登録日:2012/07/30(月) 22:45:26
更新日:2024/02/05 Mon 23:02:42
所要時間:約 12 分で読めます




『ルパン三世VS名探偵コナン』とは、2009年3月27日に金曜特別ロードショーにて放映されたコラボアニメ。


原作:モンキー・パンチ/青山剛昌
監督:亀垣一
脚本:前川淳


タイトルからわかるようにルパン三世と名探偵コナンのクロスオーバー。
…が、この手のタイトルの作品によくあるように、「対決」というよりは「共闘」といった感じで話が進んでいく。

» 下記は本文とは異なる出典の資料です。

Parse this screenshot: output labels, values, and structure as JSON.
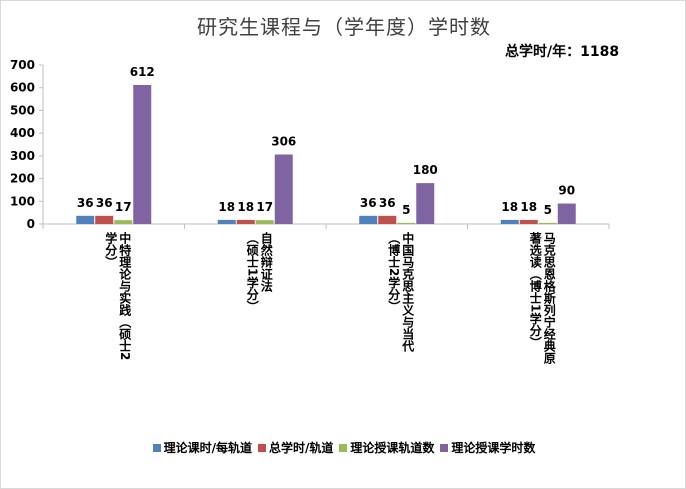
{
  "chart_data": {
    "type": "bar",
    "title": "研究生课程与（学年度）学时数",
    "subtitle": "总学时/年：1188",
    "categories": [
      "中特理论与实践（硕士2学分）",
      "自然辩证法（硕士1学分）",
      "中国马克思主义与当代（博士2学分）",
      "马克思恩格斯列宁经典原著选读（博士1学分）"
    ],
    "category_lines": [
      [
        "中特理论与实践（硕士2",
        "学分）"
      ],
      [
        "自然辩证法",
        "（硕士1学分）"
      ],
      [
        "中国马克思主义与当代",
        "（博士2学分）"
      ],
      [
        "马克思恩格斯列宁经典原",
        "著选读（博士1学分）"
      ]
    ],
    "series": [
      {
        "name": "理论课时/每轨道",
        "color": "#4f81bd",
        "values": [
          36,
          18,
          36,
          18
        ]
      },
      {
        "name": "总学时/轨道",
        "color": "#c0504d",
        "values": [
          36,
          18,
          36,
          18
        ]
      },
      {
        "name": "理论授课轨道数",
        "color": "#9bbb59",
        "values": [
          17,
          17,
          5,
          5
        ]
      },
      {
        "name": "理论授课学时数",
        "color": "#8064a2",
        "values": [
          612,
          306,
          180,
          90
        ]
      }
    ],
    "ylim": [
      0,
      700
    ],
    "yticks": [
      0,
      100,
      200,
      300,
      400,
      500,
      600,
      700
    ],
    "grid": false,
    "legend": "bottom",
    "xlabel": "",
    "ylabel": ""
  }
}
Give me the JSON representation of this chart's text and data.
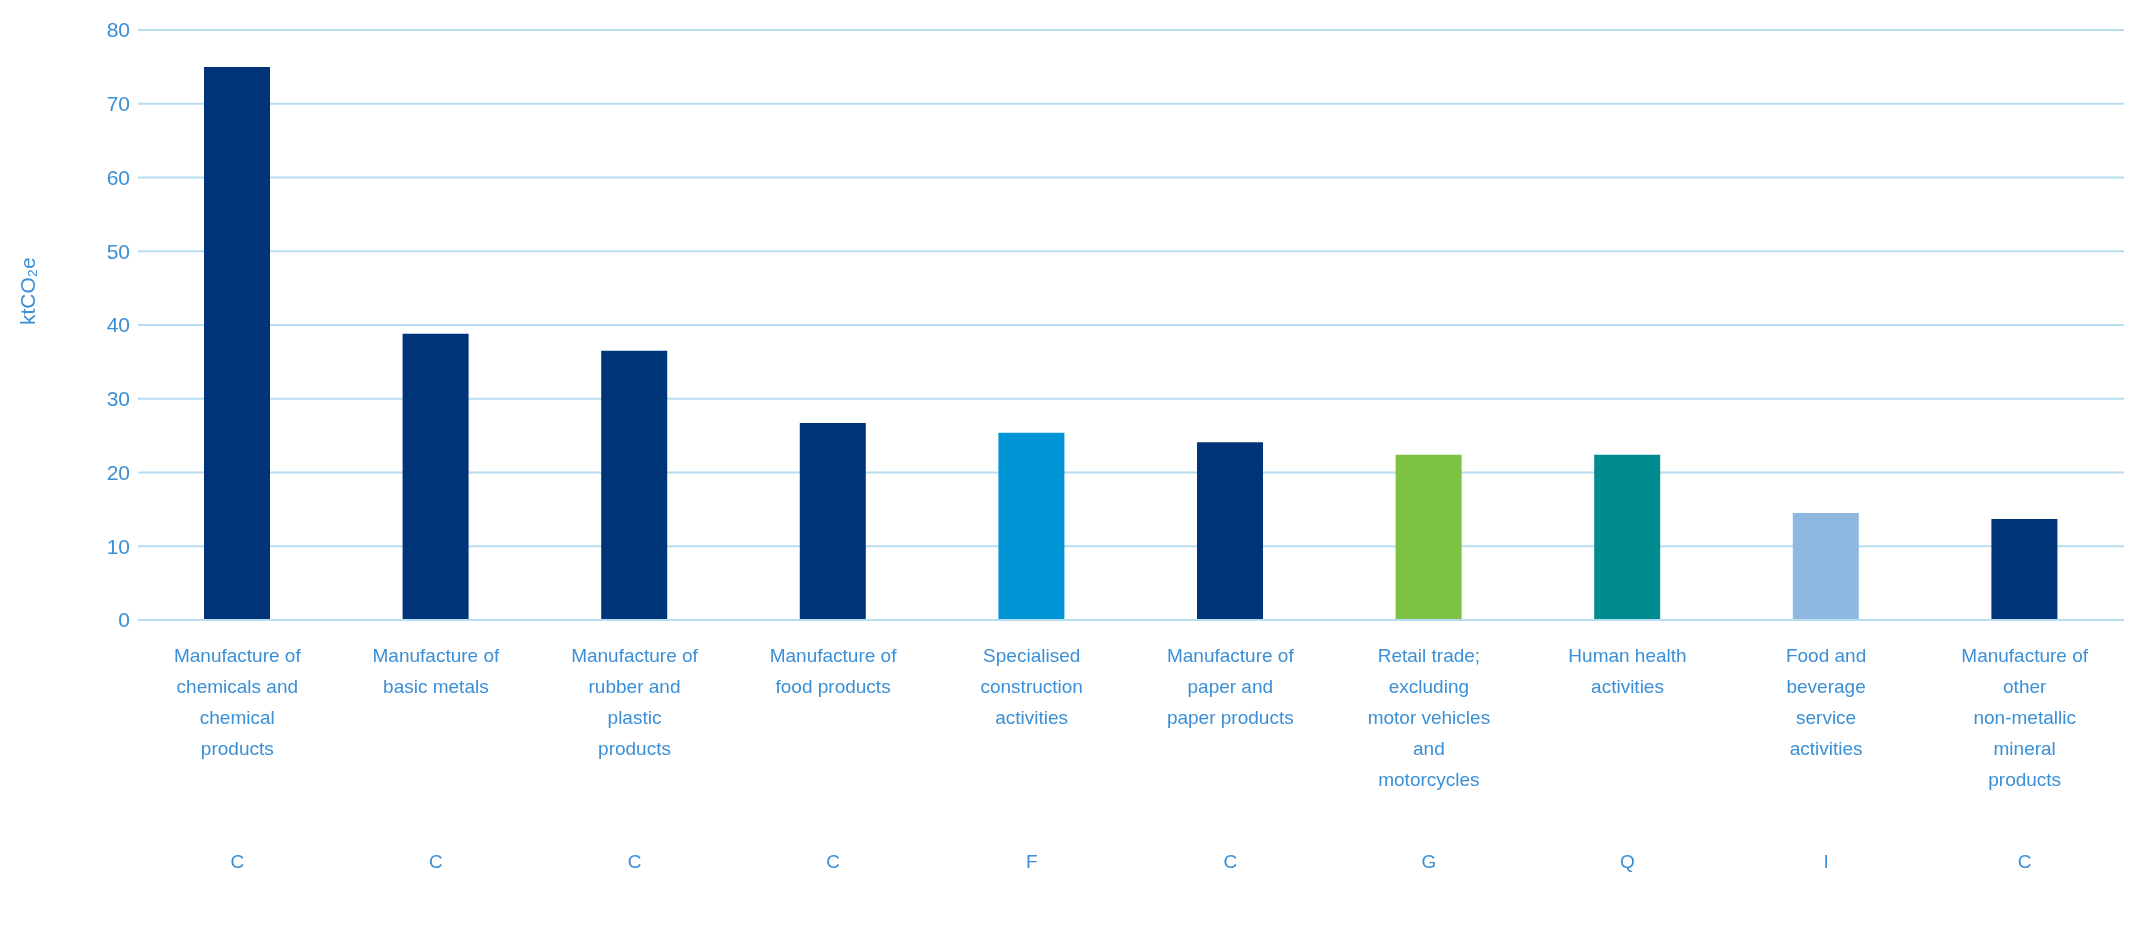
{
  "chart_data": {
    "type": "bar",
    "ylabel": "ktCO₂e",
    "categories": [
      "Manufacture of chemicals and chemical products",
      "Manufacture of basic metals",
      "Manufacture of rubber and plastic products",
      "Manufacture of food products",
      "Specialised construction activities",
      "Manufacture of paper and paper products",
      "Retail trade; excluding motor vehicles and motorcycles",
      "Human health activities",
      "Food and beverage service activities",
      "Manufacture of other non-metallic mineral products"
    ],
    "values": [
      75,
      38.8,
      36.5,
      26.7,
      25.4,
      24.1,
      22.4,
      22.4,
      14.5,
      13.7
    ],
    "colors": [
      "#003478",
      "#003478",
      "#003478",
      "#003478",
      "#0096d6",
      "#003478",
      "#7dc242",
      "#008b91",
      "#8fb8e0",
      "#003478"
    ],
    "annotations": [
      "C",
      "C",
      "C",
      "C",
      "F",
      "C",
      "G",
      "Q",
      "I",
      "C"
    ],
    "ylim": [
      0,
      80
    ],
    "yticks": [
      0,
      10,
      20,
      30,
      40,
      50,
      60,
      70,
      80
    ],
    "grid": "y"
  }
}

日本テレビ開局55周年と読売テレビ開局50周年の記念として放映2年前から制作が進められていたビッグプロジェクト。
その甲斐あってか関東地区では19.5%という高視聴率を記録している。



◆あらすじ
本作の舞台となる架空の王国、ヴェスパニア王国にてサクラ女王とジル王子が狩猟の最中に猟銃による事故で死亡した。
このことは世界的なニュースとなり、コナン達の耳にも入る。
そして両名の死亡に伴い、残された王族であるミラ王女が王位を継ぐこととなりサクラ女王が企画していた東京のサクラサクホテルでのレセプション出席する為に来日。
コナン達もそのパーティーに参加することになる。
一方、ヴェスパニア王国の至宝であるクイーンクラウンをターゲットにしたルパンが、王国へと潜入していた。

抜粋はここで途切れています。